Friedrich II. war über hundert Jahre tot, als das Gedicht eines Meistersängers weissagte, wenn Streit und Krieg übergroß geworden wären, werde Kaiser Friedrich wiederkommen und seinen Schild an einen dürren Baum hängen, der dann erblühen werde. Er werde das Heilige Grab gewinnen, werde das Recht wiederherstellen, er werde nur den siebenten Teil der Pfaffen bestehen lassen, die Klöster zerstören und die Nonnen verheiraten, daß sie Wein und Korn bauten; dann würden gute, glückliche Jahre kommen.

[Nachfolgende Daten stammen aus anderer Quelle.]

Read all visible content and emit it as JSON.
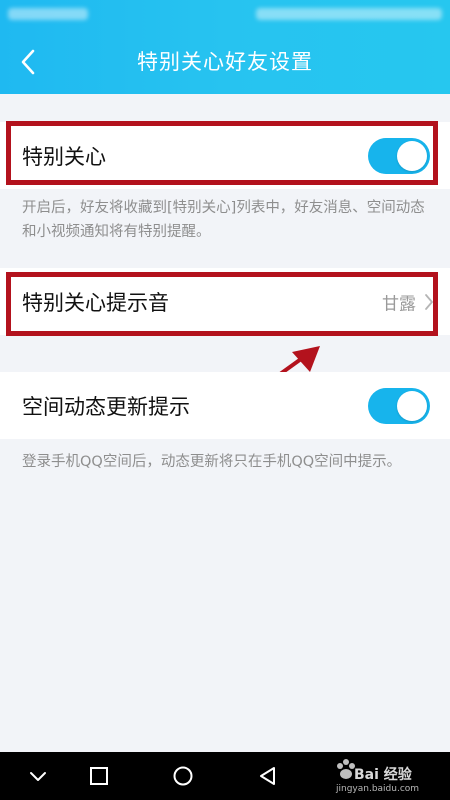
{
  "header": {
    "title": "特别关心好友设置"
  },
  "settings": {
    "special_care": {
      "label": "特别关心",
      "enabled": true,
      "description": "开启后，好友将收藏到[特别关心]列表中，好友消息、空间动态和小视频通知将有特别提醒。"
    },
    "special_care_sound": {
      "label": "特别关心提示音",
      "value": "甘露"
    },
    "qzone_update": {
      "label": "空间动态更新提示",
      "enabled": true,
      "description": "登录手机QQ空间后，动态更新将只在手机QQ空间中提示。"
    }
  },
  "watermark": {
    "brand": "Bai 经验",
    "url": "jingyan.baidu.com"
  },
  "colors": {
    "header": "#26c3f0",
    "toggle_on": "#17b4ec",
    "highlight": "#b3121d",
    "background": "#f2f4f8"
  },
  "icons": {
    "back": "chevron-left-icon",
    "nav": [
      "chevron-down-icon",
      "square-icon",
      "circle-icon",
      "triangle-back-icon"
    ]
  }
}
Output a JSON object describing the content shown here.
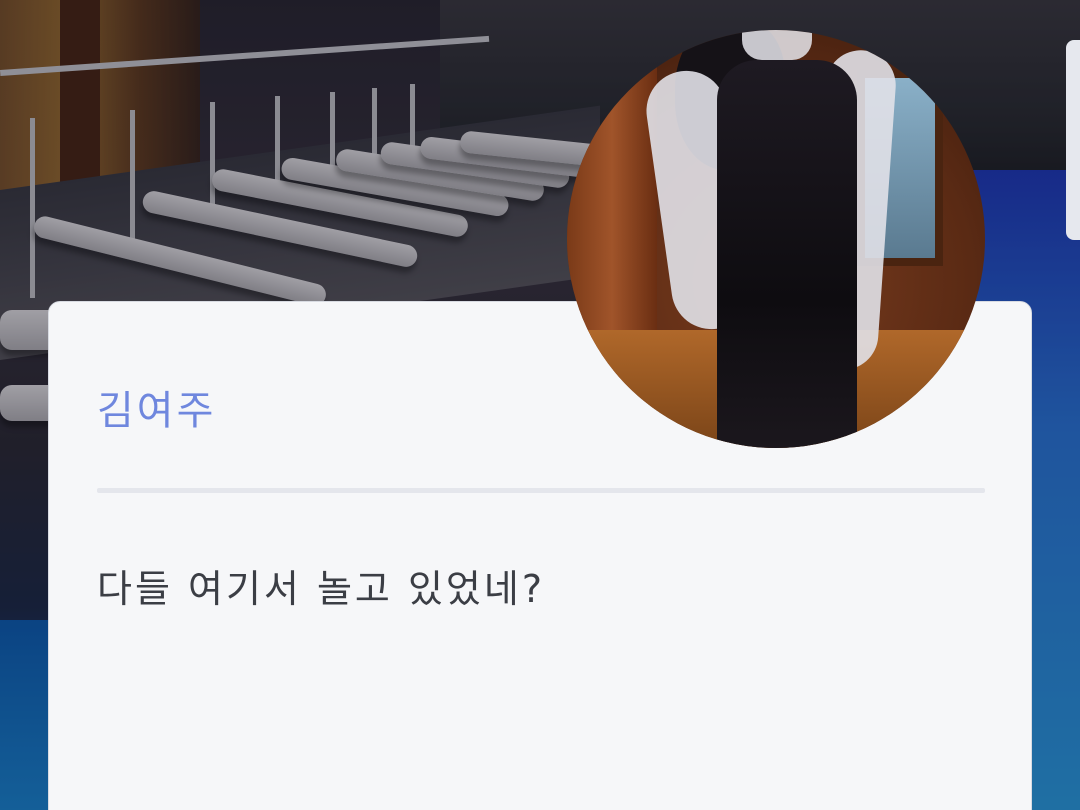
{
  "dialog": {
    "speaker_name": "김여주",
    "line": "다들 여기서 놀고 있었네?"
  },
  "colors": {
    "speaker_name": "#6f87de",
    "dialogue_text": "#3b3e45",
    "card_background": "#f6f7f9",
    "divider": "#e4e6ec"
  }
}
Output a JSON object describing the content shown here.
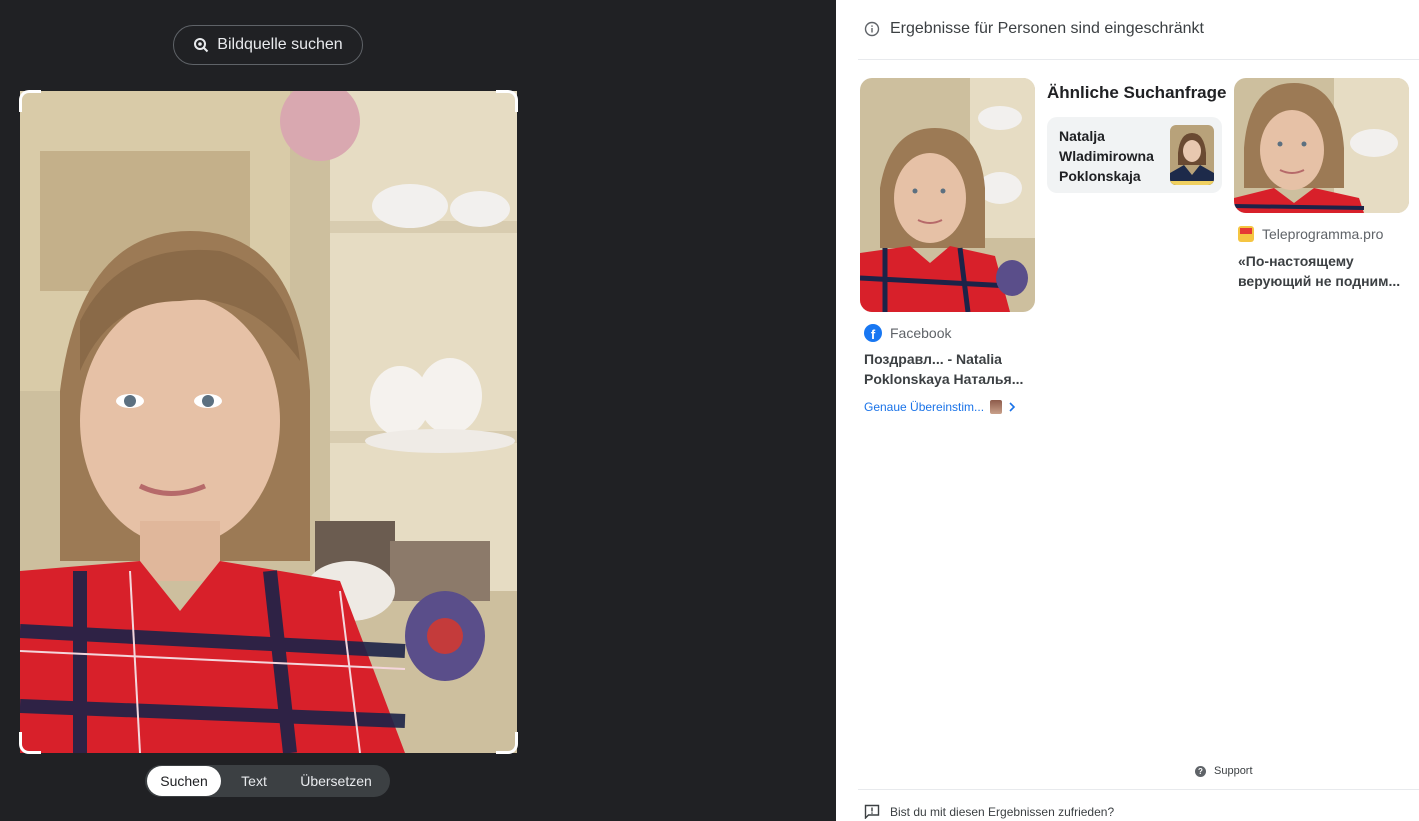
{
  "left_panel": {
    "source_button_label": "Bildquelle suchen",
    "modes": [
      "Suchen",
      "Text",
      "Übersetzen"
    ],
    "active_mode": "Suchen"
  },
  "right_panel": {
    "notice": "Ergebnisse für Personen sind eingeschränkt",
    "results": [
      {
        "source": "Facebook",
        "title_line1": "Поздравл... - Natalia",
        "title_line2": "Poklonskaya Наталья...",
        "exact_match_label": "Genaue Übereinstim..."
      },
      {
        "source": "Teleprogramma.pro",
        "title_line1": "«По-настоящему",
        "title_line2": "верующий не подним..."
      }
    ],
    "similar": {
      "heading": "Ähnliche Suchanfrage",
      "name_line1": "Natalja",
      "name_line2": "Wladimirowna",
      "name_line3": "Poklonskaja"
    },
    "support_label": "Support",
    "feedback_label": "Bist du mit diesen Ergebnissen zufrieden?"
  }
}
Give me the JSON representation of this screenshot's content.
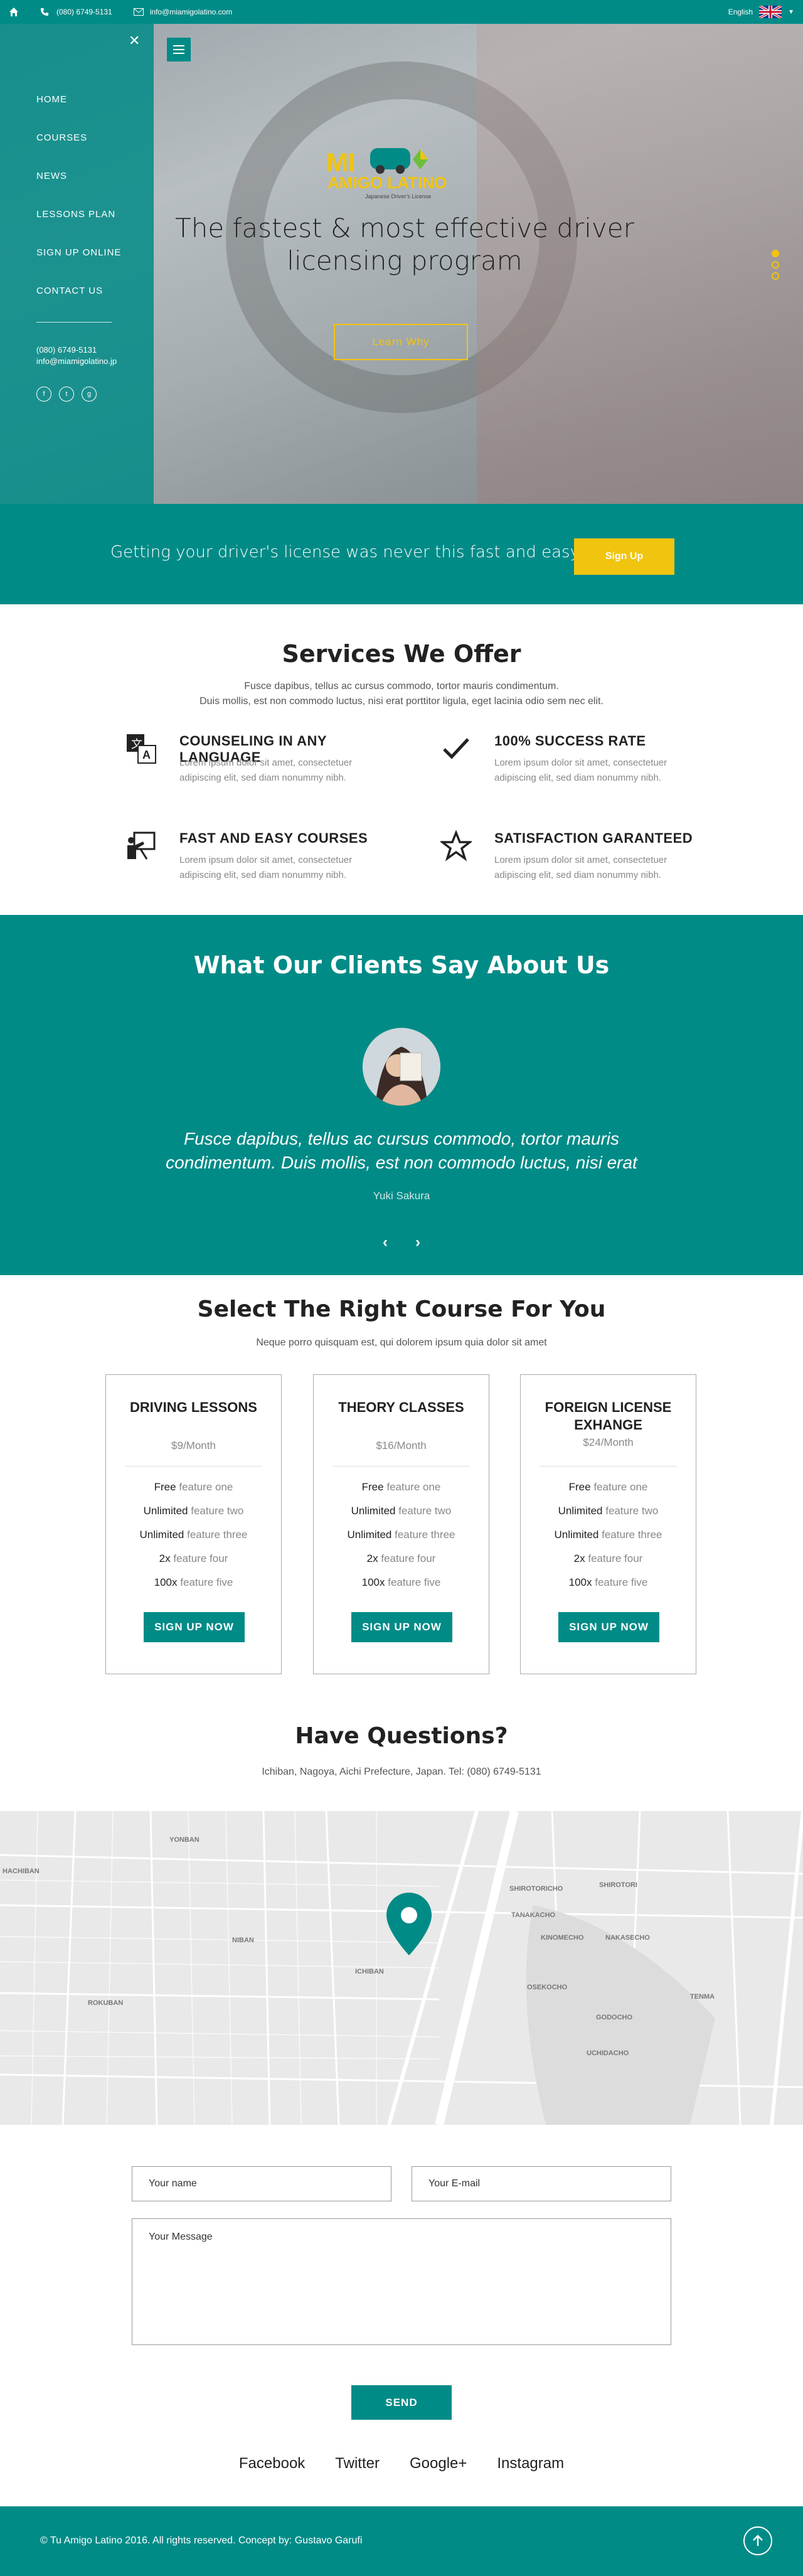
{
  "topbar": {
    "phone": "(080) 6749-5131",
    "email": "info@miamigolatino.com",
    "language": "English"
  },
  "sidebar": {
    "items": [
      {
        "label": "HOME"
      },
      {
        "label": "COURSES"
      },
      {
        "label": "NEWS"
      },
      {
        "label": "LESSONS PLAN"
      },
      {
        "label": "SIGN UP ONLINE"
      },
      {
        "label": "CONTACT US"
      }
    ],
    "phone": "(080) 6749-5131",
    "email": "info@miamigolatino.jp"
  },
  "hero": {
    "logo_text_1": "MI",
    "logo_text_2": "AMIGO LATINO",
    "logo_tagline": "Japanese Driver's License",
    "headline_1": "The fastest & most effective driver",
    "headline_2": "licensing program",
    "button": "Learn Why"
  },
  "banner": {
    "text": "Getting your driver's license was never this fast and easy",
    "button": "Sign Up"
  },
  "services": {
    "title": "Services We Offer",
    "subtitle_1": "Fusce dapibus, tellus ac cursus commodo, tortor mauris condimentum.",
    "subtitle_2": "Duis mollis, est non commodo luctus, nisi erat porttitor ligula, eget lacinia odio sem nec elit.",
    "items": [
      {
        "title": "COUNSELING IN ANY LANGUAGE",
        "text": "Lorem ipsum dolor sit amet, consectetuer adipiscing elit, sed diam nonummy nibh.",
        "icon": "translate-icon"
      },
      {
        "title": "100% SUCCESS RATE",
        "text": "Lorem ipsum dolor sit amet, consectetuer adipiscing elit, sed diam nonummy nibh.",
        "icon": "checkmark-icon"
      },
      {
        "title": "FAST AND EASY COURSES",
        "text": "Lorem ipsum dolor sit amet, consectetuer adipiscing elit, sed diam nonummy nibh.",
        "icon": "teacher-icon"
      },
      {
        "title": "SATISFACTION GARANTEED",
        "text": "Lorem ipsum dolor sit amet, consectetuer adipiscing elit, sed diam nonummy nibh.",
        "icon": "star-icon"
      }
    ]
  },
  "testimonials": {
    "title": "What Our Clients Say About Us",
    "quote_1": "Fusce dapibus, tellus ac cursus commodo, tortor mauris",
    "quote_2": "condimentum. Duis mollis, est non commodo luctus, nisi erat",
    "author": "Yuki Sakura"
  },
  "courses": {
    "title": "Select The Right Course For You",
    "subtitle": "Neque porro quisquam est, qui dolorem ipsum quia dolor sit amet",
    "plans": [
      {
        "name_1": "DRIVING LESSONS",
        "name_2": "",
        "price": "$9/Month"
      },
      {
        "name_1": "THEORY CLASSES",
        "name_2": "",
        "price": "$16/Month"
      },
      {
        "name_1": "FOREIGN LICENSE",
        "name_2": "EXHANGE",
        "price": "$24/Month"
      }
    ],
    "features": [
      {
        "qty": "Free",
        "label": "feature one"
      },
      {
        "qty": "Unlimited",
        "label": "feature two"
      },
      {
        "qty": "Unlimited",
        "label": "feature three"
      },
      {
        "qty": "2x",
        "label": "feature four"
      },
      {
        "qty": "100x",
        "label": "feature five"
      }
    ],
    "button": "SIGN UP NOW"
  },
  "contact": {
    "title": "Have Questions?",
    "address": "Ichiban, Nagoya, Aichi Prefecture, Japan. Tel: (080) 6749-5131",
    "map_labels": [
      "YONBAN",
      "ICHIBAN",
      "NIBAN",
      "ROKUBAN",
      "SHIROTORICHO",
      "TANAKACHO",
      "KINOMECHO",
      "NAKASECHO",
      "OSEKOCHO",
      "GODOCHO",
      "UCHIDACHO",
      "TENMA",
      "SHIROTORI",
      "HACHIBAN"
    ],
    "name_placeholder": "Your name",
    "email_placeholder": "Your E-mail",
    "message_placeholder": "Your Message",
    "send": "SEND"
  },
  "social": [
    "Facebook",
    "Twitter",
    "Google+",
    "Instagram"
  ],
  "footer": {
    "copyright": "© Tu Amigo Latino 2016. All rights reserved. Concept by: Gustavo Garufi"
  }
}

Es waren Wünsche aus dem Herzen des niederen Volkes. Aus solchen Kreisen war auch der falsche Friedrich gekommen, kamen auch die meisten seiner Anhänger und diejenigen, die nach seinem Tode dieselbe Rolle zu spielen versuchten. Einer von ihnen, der behauptete, er sei aus der Asche des vor Wetzlar Verbrannten erstanden, wurde in Utrecht erhängt, ein anderer in Lübeck ertränkt. Im Jahre 1295 wurde in Eßlingen der letzte falsche Friedrich verbrannt.